Giles, who has not long been in the role and joined from LexisOne customer Fieldfisher, observed: “HFW has a cloud-first policy and everything is being moved. We already have Outlook 365 and are migrating to M365. We are still using 3E on premises but have a programme to move that to the cloud. We have had little resistance from clients to having our data in the cloud.” Giles observed the importance of HFW’s data being hosted in Western Europe.

HFW is on an old version of 3E and upgrading later this year with the end goal to move to the cloud. Giles said: “Having moved from a firm where the PMS has long been in the cloud I have a clear idea of what I want and using data lakes and being able to bring in data from other systems is exciting.”

Conclusion

Vantage overall gave the impression of a company on the right track. There was unsurprisingly no reference to the redundancy rounds of the past few months and we will be tracking the impact of the cuts on customer service levels. But advisors seem largely happy with the new delivery partner programme.

Peter Owen, founding director of Lights-On Consulting, said: “Elite has clear direction, they know what needs to be done, and they have a unified, cohesive management team. Like all systems there is some way to go on restful API access to everything, but they are on the right track.”
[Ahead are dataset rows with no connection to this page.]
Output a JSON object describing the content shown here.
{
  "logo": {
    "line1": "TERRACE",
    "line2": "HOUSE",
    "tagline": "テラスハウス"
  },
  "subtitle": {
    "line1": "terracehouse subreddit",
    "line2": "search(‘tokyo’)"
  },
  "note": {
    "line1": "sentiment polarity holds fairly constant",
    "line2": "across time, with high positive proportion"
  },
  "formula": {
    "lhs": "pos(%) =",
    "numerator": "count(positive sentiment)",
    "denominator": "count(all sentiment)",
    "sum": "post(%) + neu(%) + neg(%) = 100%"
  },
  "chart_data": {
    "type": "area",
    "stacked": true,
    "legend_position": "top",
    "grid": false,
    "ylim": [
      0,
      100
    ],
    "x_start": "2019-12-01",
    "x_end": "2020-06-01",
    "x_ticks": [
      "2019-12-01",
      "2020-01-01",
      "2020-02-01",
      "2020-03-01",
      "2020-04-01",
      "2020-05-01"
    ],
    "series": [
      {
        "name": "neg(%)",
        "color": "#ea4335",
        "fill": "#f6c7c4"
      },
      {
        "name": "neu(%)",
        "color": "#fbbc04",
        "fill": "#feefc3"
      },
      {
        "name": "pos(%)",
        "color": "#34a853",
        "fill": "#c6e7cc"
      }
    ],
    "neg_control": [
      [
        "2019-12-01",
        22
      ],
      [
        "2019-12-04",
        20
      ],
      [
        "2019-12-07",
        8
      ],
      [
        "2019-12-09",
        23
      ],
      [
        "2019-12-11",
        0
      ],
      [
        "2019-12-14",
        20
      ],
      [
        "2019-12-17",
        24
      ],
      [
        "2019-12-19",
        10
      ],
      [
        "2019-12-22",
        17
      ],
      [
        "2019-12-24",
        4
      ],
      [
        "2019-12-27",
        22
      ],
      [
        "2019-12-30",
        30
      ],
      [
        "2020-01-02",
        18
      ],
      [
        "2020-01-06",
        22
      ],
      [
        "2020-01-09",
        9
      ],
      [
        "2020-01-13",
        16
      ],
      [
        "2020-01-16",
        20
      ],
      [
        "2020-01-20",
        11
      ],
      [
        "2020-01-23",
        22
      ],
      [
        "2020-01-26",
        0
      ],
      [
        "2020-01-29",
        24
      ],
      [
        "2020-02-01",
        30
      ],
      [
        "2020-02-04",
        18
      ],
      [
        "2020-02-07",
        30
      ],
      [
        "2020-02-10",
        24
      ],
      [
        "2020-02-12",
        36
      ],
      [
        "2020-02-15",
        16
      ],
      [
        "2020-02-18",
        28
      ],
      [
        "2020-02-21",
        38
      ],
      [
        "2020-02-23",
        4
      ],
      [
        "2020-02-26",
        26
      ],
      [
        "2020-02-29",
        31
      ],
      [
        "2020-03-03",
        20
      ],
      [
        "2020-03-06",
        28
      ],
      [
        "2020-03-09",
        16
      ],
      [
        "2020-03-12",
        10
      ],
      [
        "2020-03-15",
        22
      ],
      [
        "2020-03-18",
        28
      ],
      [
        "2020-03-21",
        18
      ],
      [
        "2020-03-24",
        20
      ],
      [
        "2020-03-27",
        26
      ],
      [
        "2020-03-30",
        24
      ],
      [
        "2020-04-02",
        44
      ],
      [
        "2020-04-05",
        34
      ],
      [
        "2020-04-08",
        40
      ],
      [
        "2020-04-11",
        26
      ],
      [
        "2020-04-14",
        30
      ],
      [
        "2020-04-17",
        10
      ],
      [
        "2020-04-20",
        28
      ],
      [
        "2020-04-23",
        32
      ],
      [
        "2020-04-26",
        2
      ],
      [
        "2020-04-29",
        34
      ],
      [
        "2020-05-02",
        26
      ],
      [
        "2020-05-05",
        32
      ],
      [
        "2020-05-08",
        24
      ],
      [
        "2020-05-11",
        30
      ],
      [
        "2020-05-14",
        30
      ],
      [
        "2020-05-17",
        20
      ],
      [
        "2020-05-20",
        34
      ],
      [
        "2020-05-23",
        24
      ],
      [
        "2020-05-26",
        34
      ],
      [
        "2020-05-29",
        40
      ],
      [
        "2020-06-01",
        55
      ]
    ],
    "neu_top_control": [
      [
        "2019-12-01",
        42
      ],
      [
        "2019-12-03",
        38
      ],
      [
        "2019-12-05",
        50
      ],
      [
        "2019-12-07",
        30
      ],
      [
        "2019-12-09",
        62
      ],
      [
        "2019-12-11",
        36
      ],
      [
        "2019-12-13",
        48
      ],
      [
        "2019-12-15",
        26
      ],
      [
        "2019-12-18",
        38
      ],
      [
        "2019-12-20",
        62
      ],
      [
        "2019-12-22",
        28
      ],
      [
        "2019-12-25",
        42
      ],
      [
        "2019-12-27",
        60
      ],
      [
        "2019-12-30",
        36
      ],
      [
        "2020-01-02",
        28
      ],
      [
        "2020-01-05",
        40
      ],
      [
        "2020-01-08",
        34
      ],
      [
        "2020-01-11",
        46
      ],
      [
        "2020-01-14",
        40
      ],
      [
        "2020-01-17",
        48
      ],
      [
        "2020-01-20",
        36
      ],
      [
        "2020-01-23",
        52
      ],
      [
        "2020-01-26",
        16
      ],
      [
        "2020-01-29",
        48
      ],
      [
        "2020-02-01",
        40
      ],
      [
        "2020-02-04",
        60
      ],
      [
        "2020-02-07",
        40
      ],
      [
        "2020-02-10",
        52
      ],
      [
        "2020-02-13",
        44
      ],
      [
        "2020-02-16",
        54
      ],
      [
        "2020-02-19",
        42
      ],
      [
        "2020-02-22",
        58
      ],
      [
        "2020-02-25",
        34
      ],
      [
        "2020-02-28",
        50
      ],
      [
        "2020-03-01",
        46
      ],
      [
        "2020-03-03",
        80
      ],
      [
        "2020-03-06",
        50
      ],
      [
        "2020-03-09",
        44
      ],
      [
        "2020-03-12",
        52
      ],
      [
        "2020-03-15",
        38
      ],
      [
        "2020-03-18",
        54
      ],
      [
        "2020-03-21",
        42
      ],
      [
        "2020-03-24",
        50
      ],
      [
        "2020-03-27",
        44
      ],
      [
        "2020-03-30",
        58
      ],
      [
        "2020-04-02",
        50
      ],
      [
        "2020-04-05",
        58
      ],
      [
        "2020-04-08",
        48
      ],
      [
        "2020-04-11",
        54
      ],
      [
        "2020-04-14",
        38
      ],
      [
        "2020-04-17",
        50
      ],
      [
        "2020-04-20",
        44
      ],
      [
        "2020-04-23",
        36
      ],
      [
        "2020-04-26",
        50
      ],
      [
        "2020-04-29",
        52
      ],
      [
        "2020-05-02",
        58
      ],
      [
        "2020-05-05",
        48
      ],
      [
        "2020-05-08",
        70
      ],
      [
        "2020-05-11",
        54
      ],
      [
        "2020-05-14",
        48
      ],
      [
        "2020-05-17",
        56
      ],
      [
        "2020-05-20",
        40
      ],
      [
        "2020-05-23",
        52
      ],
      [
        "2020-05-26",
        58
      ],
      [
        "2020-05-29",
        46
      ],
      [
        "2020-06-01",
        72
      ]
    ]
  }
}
North concluded with a call to action, observing: “The industry needs to evolve faster and advisors need to do a much better job at articulating the commercial drivers for finance transformation to their clients. Change is coming and the law firm finance team of tomorrow will look very different to the one of today.”

caroline@legaltechnology.com

1 thought on “Elite Vantage: The key takeaways as Elite’s message hits home”

  1. Simon Jarrett

    For firms on older versions of 3E or firms with complex integrations and customisations that were developed for on-premises 3E systems, the move to the Cloud can be a daunting prospect. For those on older versions of the platform, a key question becomes “do we upgrade on-prem first and then move to SaaS later, or go “big bang” and move to the Cloud as part of an upgrade?” Having integrations with 3rd party systems, plus the inevitable customisations, can introduce significant re-work, for example to go from SOAP API (which is not currently supported for use in the Cloud) to REST API, or discovering that direct SQL queries (for example via stored procedures) are not permitted in a Cloud environment at all. Most firms recognise that the direction of travel for everyone is towards SaaS and the Cloud, and there are obvious benefits to that, but it’s never as simple as “lift-and-shift” – even for firms whose systems and integrations aren’t massively complex. It will be interesting to see how momentum builds and what types of other issues arise as more of the big players start to move to the Cloud.